Dinle, Gör, Sus

329 34 1
                                    

''Audi, vide, tace, si vis vivere...''

''Dinle, gör, sus, eğer yaşamak istiyorsan...''

O sabah hiç kalkmayı istemediğim sabahlardan birine uyandım. Chloe'ye asla veda etmek istemiyordum. Ama aşamalar vardı, değil mi? Yasın beş aşaması; inkâr, öfke, pazarlık, depresyon, kabul... İnkâr ile öfke arasında bir yerde gezinip duruyordum. Tüm aşamaları sırayla mı geçmek gerekliydi? Yoksa duran zaman gibi bir aşamada donup kalmalı mıydık? İçimden avaz avaz haykırmak ve isyan etmek dışında hiçbir şey gelmiyordu. Yatağımın kenarına oturdum, kalkacak enerjiyi içimde toplamaya çabaladım. Chloe hayatımdaki en büyük yıkımlardan biriydi ve ben nasıl düzeleceğimi bilemiyordum. Hâlâ aynı kâbusu görüyor, her gece aralıksız bir şekilde onun çığlıklarıyla uyanıyor ve onu asla kurtaramıyordum. Dağılan parçalarımı bir gün toplamam mümkün olur muydu?
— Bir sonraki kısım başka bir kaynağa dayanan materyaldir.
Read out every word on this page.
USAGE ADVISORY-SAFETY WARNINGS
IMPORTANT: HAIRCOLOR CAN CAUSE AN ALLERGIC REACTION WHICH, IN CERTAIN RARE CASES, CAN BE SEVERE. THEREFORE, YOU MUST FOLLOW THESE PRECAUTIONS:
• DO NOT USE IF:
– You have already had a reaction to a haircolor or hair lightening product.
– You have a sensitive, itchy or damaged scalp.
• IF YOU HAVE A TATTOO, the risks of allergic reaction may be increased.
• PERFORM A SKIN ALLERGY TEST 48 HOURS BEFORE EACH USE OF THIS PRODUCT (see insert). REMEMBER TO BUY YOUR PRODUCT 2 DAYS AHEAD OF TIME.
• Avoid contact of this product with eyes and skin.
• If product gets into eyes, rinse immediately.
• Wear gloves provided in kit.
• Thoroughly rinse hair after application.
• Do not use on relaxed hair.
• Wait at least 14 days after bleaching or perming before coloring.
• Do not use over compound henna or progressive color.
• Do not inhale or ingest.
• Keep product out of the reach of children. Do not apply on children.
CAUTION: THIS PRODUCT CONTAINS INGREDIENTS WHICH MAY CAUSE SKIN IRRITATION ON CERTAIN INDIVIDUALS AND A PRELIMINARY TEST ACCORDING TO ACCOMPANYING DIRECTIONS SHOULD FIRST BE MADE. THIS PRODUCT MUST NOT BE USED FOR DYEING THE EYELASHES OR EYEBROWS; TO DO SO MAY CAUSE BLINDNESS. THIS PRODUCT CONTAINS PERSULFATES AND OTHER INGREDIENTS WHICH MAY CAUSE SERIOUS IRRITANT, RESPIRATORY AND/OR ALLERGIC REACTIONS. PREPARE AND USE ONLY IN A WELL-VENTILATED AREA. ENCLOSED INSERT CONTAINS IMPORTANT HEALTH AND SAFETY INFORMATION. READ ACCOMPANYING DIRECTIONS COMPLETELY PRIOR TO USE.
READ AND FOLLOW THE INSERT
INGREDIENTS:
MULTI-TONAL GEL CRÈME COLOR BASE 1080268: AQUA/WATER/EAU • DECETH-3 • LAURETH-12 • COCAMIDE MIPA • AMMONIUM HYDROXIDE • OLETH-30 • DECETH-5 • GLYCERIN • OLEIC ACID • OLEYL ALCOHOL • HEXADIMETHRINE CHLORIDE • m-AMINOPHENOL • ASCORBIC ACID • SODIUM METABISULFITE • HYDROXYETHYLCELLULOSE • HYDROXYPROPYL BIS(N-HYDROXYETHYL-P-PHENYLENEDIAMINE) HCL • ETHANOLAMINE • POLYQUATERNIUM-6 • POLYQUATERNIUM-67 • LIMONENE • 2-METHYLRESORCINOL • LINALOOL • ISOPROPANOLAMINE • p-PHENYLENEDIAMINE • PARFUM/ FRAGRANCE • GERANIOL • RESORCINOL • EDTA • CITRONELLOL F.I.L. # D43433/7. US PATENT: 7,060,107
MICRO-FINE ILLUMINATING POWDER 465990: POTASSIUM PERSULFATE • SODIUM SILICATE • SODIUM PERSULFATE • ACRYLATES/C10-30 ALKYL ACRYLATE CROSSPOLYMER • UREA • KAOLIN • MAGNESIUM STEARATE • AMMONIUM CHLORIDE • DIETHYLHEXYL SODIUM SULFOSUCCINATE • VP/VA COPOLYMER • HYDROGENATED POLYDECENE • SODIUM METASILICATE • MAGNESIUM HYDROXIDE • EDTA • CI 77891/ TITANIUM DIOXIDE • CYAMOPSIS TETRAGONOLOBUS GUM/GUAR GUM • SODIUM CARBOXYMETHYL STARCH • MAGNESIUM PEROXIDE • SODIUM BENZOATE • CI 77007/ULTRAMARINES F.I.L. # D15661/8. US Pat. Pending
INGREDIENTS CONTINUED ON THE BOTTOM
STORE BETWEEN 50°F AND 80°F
Kapı çaldı, içeriye Csilla ile Amy girdi.

- Günaydın efendim.

- Günaydın Lucia.

Onlara bakıp, sadece gülümsemeye çalıştım. Elbette gülemedim. Amy yanıma gelip, yatağa otururken, Csilla tam karşımızda hazır vaziyette bekliyordu.

- Canım?

Elimi tutan Amy'ye döndüm.

- Gece iyi uyuyabildin mi?

Saklamalı mıydım? Amy bana inanmazdı, her nasıl oluyorsa beni gerçekten çözmeye ve davranışlarımı anlamaya başlamıştı.

- Hayır, yine kâbus gördüm.

- Aynı kâbusu mu?

- Evet.

- Geçecek canım, zor olacak ama zamanla azalacak. Acın çok yeni.

Zaman... Elimizde olmayan bir şey üzerine acıların ağırlığını yüklüyorduk. Oysaki ne acılar ne de zaman bize aitti. Buna karşın her ikisi de bizim ve hayatımız üzerinde ne kadar büyük etkileri olan iki kavramdı. Ben ise bu iki kavramın hayatıma getirmiş olduğu yüklerden mustariptim.

- Artık hazırlanman gerekiyor canım. Yardım etmemi ister misin?

- Yok. Csilla banyoyu hazırlar mısın?

- Hemen efendim. (Amy'ye baktı) Kahvaltıyı ne zaman getireyim?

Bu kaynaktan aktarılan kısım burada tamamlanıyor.